Even so, users have demonstrated a clear preference for native iOS apps, largely ignoring attempts by developers (including Google Voice) to deliver their apps via web apps until a native version appeared.
Rise of the microkernel
How well RIM's support for multiple mobile app platforms works will be interesting because the company says its "BlackBerry PlayBook and BlackBerry Tablet OS are built on the QNX Neutrino microkernel architecture with a 1GHz dual core processor and a leading OpenGL solution, which allows RIM to make this incredibly broad platform support possible."
That effort echos the plans of Apple, IBM, Microsoft, and others from twenty years ago, when the world was transfixed by the utopian potential of microkernels to host multiple OS personalities.
In the early 90s, Apple initially hoped to host its Mac OS environment on top of a new Taligent kernel alongside IBM's OS/2 and AIX. Microsoft planned to host Windows, OS/2 and Unix personalities on top of its NT kernel. Both efforts were dramatically scaled back as microkernel technology failed to live up to its initial expectations.

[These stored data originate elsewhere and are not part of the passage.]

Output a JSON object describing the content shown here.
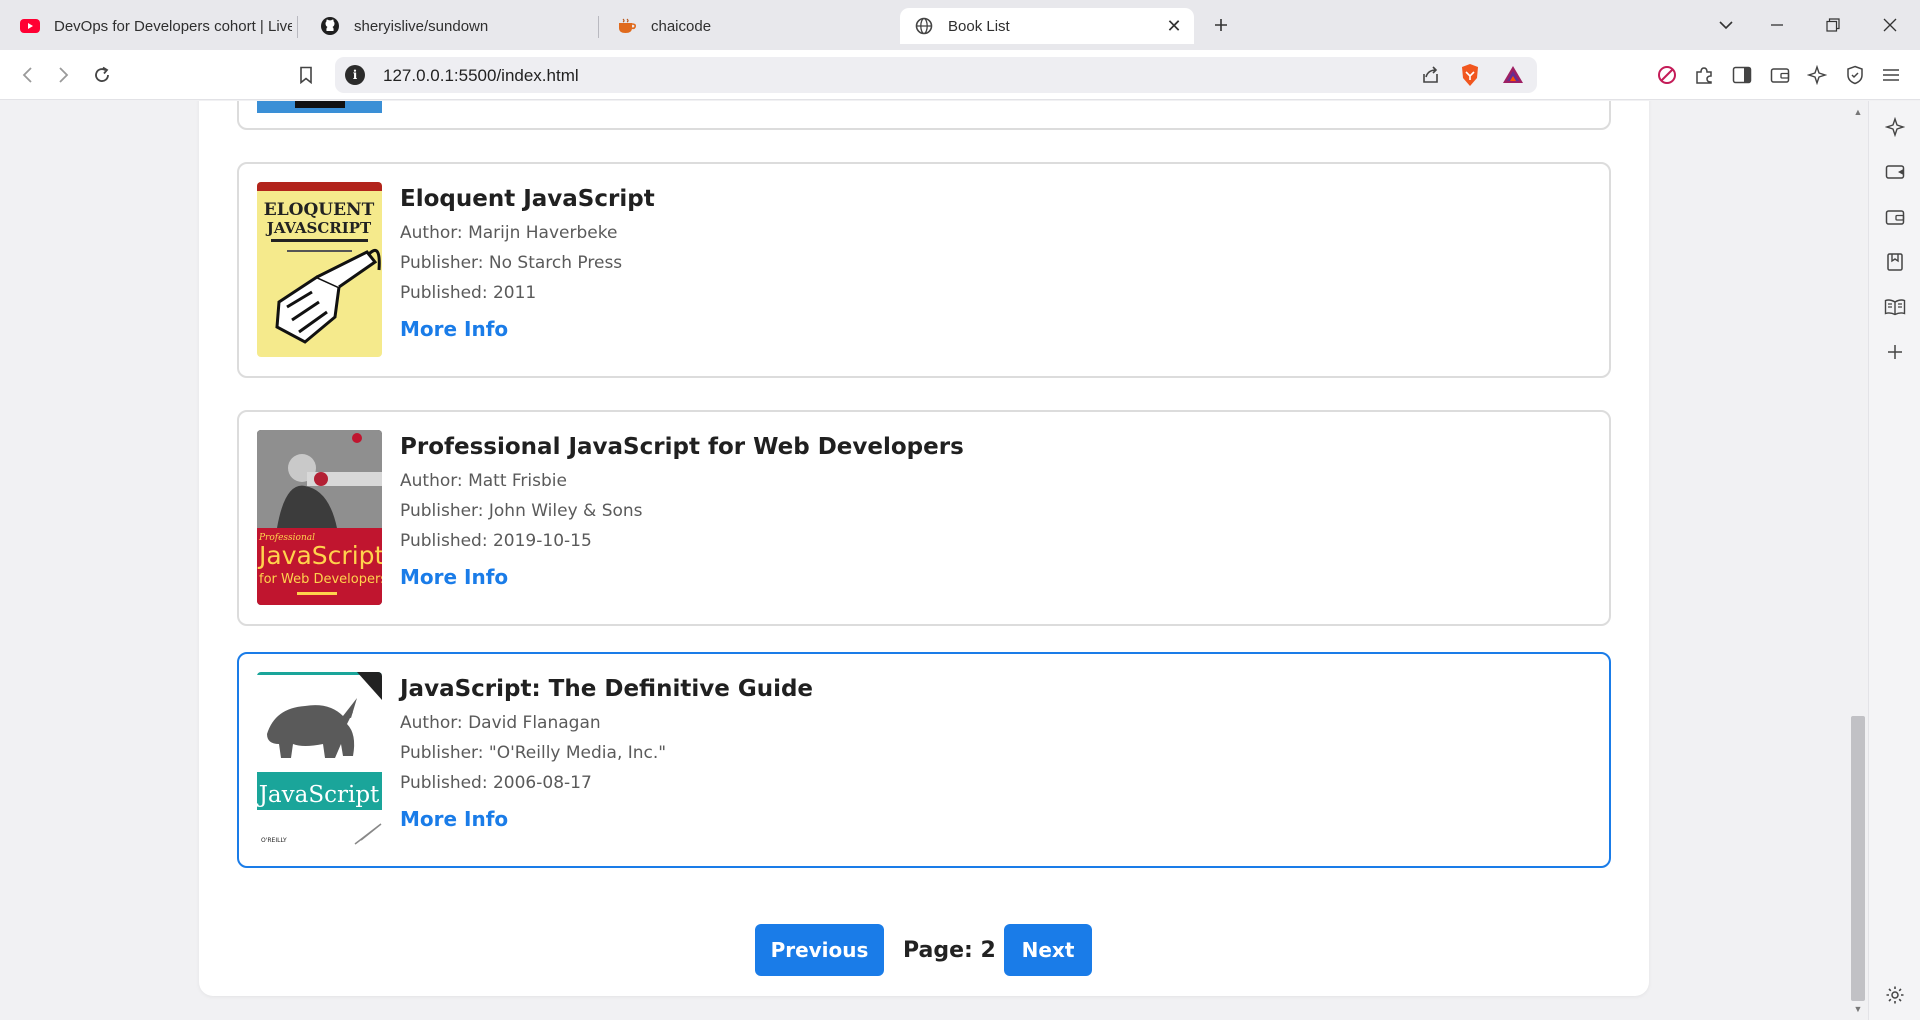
{
  "browser": {
    "tabs": [
      {
        "title": "DevOps for Developers cohort | Live",
        "icon": "youtube-icon",
        "active": false
      },
      {
        "title": "sheryislive/sundown",
        "icon": "github-icon",
        "active": false
      },
      {
        "title": "chaicode",
        "icon": "chaicode-icon",
        "active": false
      },
      {
        "title": "Book List",
        "icon": "globe-icon",
        "active": true
      }
    ],
    "url": "127.0.0.1:5500/index.html",
    "accent_color": "#1a7ce8"
  },
  "books": [
    {
      "title": "Eloquent JavaScript",
      "author": "Author: Marijn Haverbeke",
      "publisher": "Publisher: No Starch Press",
      "published": "Published: 2011",
      "link": "More Info",
      "cover_lines": [
        "ELOQUENT",
        "JAVASCRIPT"
      ]
    },
    {
      "title": "Professional JavaScript for Web Developers",
      "author": "Author: Matt Frisbie",
      "publisher": "Publisher: John Wiley & Sons",
      "published": "Published: 2019-10-15",
      "link": "More Info",
      "cover_lines": [
        "Professional",
        "JavaScript",
        "for Web Developers"
      ]
    },
    {
      "title": "JavaScript: The Definitive Guide",
      "author": "Author: David Flanagan",
      "publisher": "Publisher: \"O'Reilly Media, Inc.\"",
      "published": "Published: 2006-08-17",
      "link": "More Info",
      "cover_lines": [
        "JavaScript",
        "O'REILLY"
      ]
    }
  ],
  "pagination": {
    "previous": "Previous",
    "page_label": "Page: 2",
    "next": "Next"
  }
}
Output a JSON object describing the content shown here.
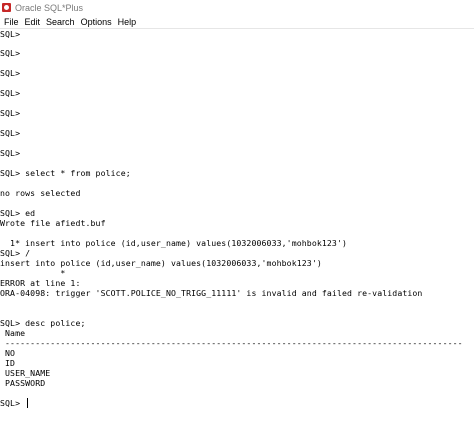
{
  "window": {
    "title": "Oracle SQL*Plus",
    "icon": "oracle-sqlplus-icon"
  },
  "menu": [
    "File",
    "Edit",
    "Search",
    "Options",
    "Help"
  ],
  "console": {
    "lines": [
      "SQL>",
      "SQL>",
      "SQL>",
      "SQL>",
      "SQL>",
      "SQL>",
      "SQL>",
      "SQL> select * from police;",
      "no rows selected",
      "SQL> ed",
      "Wrote file afiedt.buf",
      "  1* insert into police (id,user_name) values(1032006033,'mohbok123')",
      "SQL> /",
      "insert into police (id,user_name) values(1032006033,'mohbok123')",
      "            *",
      "ERROR at line 1:",
      "ORA-04098: trigger 'SCOTT.POLICE_NO_TRIGG_11111' is invalid and failed re-validation",
      "SQL> desc police;",
      " Name",
      " -------------------------------------------------------------------------------------------",
      " NO",
      " ID",
      " USER_NAME",
      " PASSWORD",
      "SQL>"
    ]
  }
}
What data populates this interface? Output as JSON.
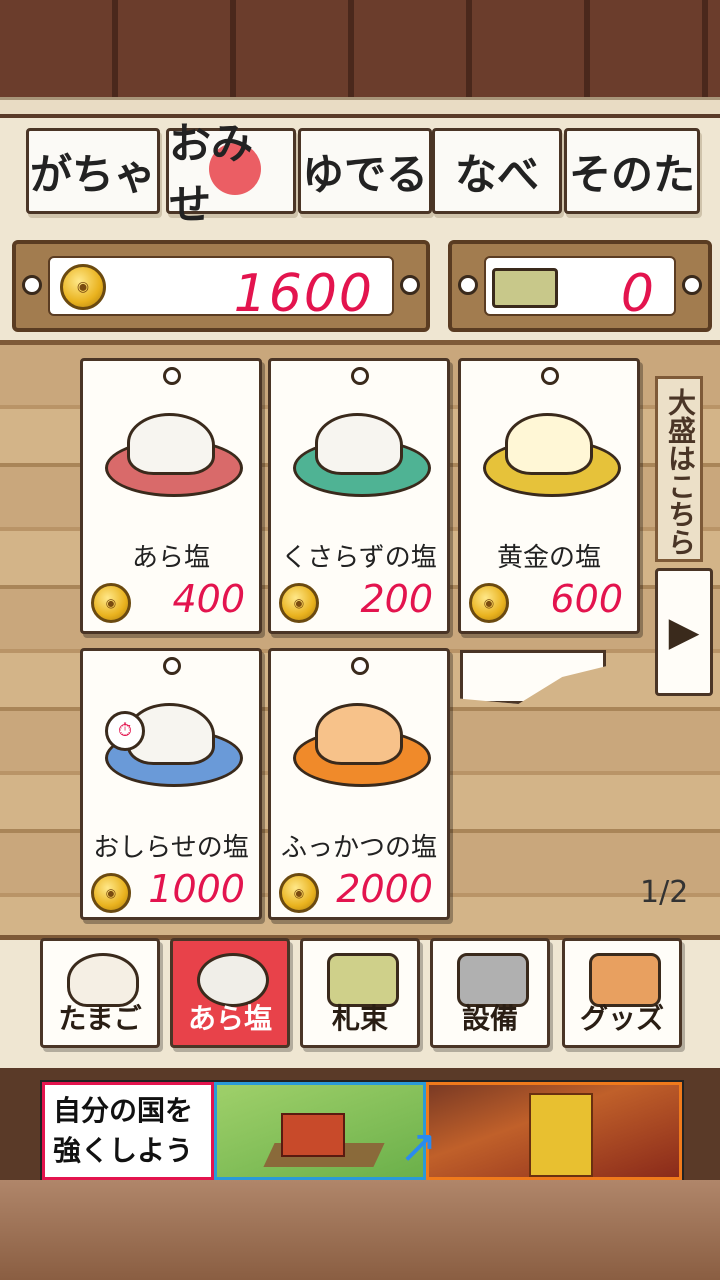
{
  "tabs": [
    {
      "label": "がちゃ"
    },
    {
      "label": "おみせ",
      "active": true
    },
    {
      "label": "ゆでる"
    },
    {
      "label": "なべ"
    },
    {
      "label": "そのた"
    }
  ],
  "currency": {
    "coins": "1600",
    "money": "0"
  },
  "items": [
    {
      "name": "あら塩",
      "price": "400",
      "plate_color": "#d96a6a"
    },
    {
      "name": "くさらずの塩",
      "price": "200",
      "plate_color": "#4fb394"
    },
    {
      "name": "黄金の塩",
      "price": "600",
      "plate_color": "#e6c23a"
    },
    {
      "name": "おしらせの塩",
      "price": "1000",
      "plate_color": "#6a9ad8"
    },
    {
      "name": "ふっかつの塩",
      "price": "2000",
      "plate_color": "#f08a2a"
    }
  ],
  "side_label": "大盛はこちら",
  "page_indicator": "1/2",
  "bottom": [
    {
      "label": "たまご",
      "active": false
    },
    {
      "label": "あら塩",
      "active": true
    },
    {
      "label": "札束",
      "active": false
    },
    {
      "label": "設備",
      "active": false
    },
    {
      "label": "グッズ",
      "active": false
    }
  ],
  "ad": {
    "text_line1": "自分の国を",
    "text_line2": "強くしよう"
  }
}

Steve Jobs' NeXT also used a microkernel design, but in a hybrid configuration that didn't run into many of the same issues. Apple's Mac OS X continues to use NeXT's hybrid BSD/Mach kernel, but does not host multiple OS personalities on a single kernel, instead implementing support for Carbon, Cocoa and BSD app environments in the higher level userland environment.
For RIM, the microkernel task will be much easier than 20 years ago because of the relative simplicity of hosting Java apps (particularly simple mobile applets one might encounter on a smartphone), and the similarity of Android and Java apps. The larger problem will likely be whether users will find running the relatively limited libraries of BlackBerry and Android apps all that useful on a 7 inch tablet, as opposed to the more than 65,000 native, iPad-optimized apps Apple already offers for iPad users.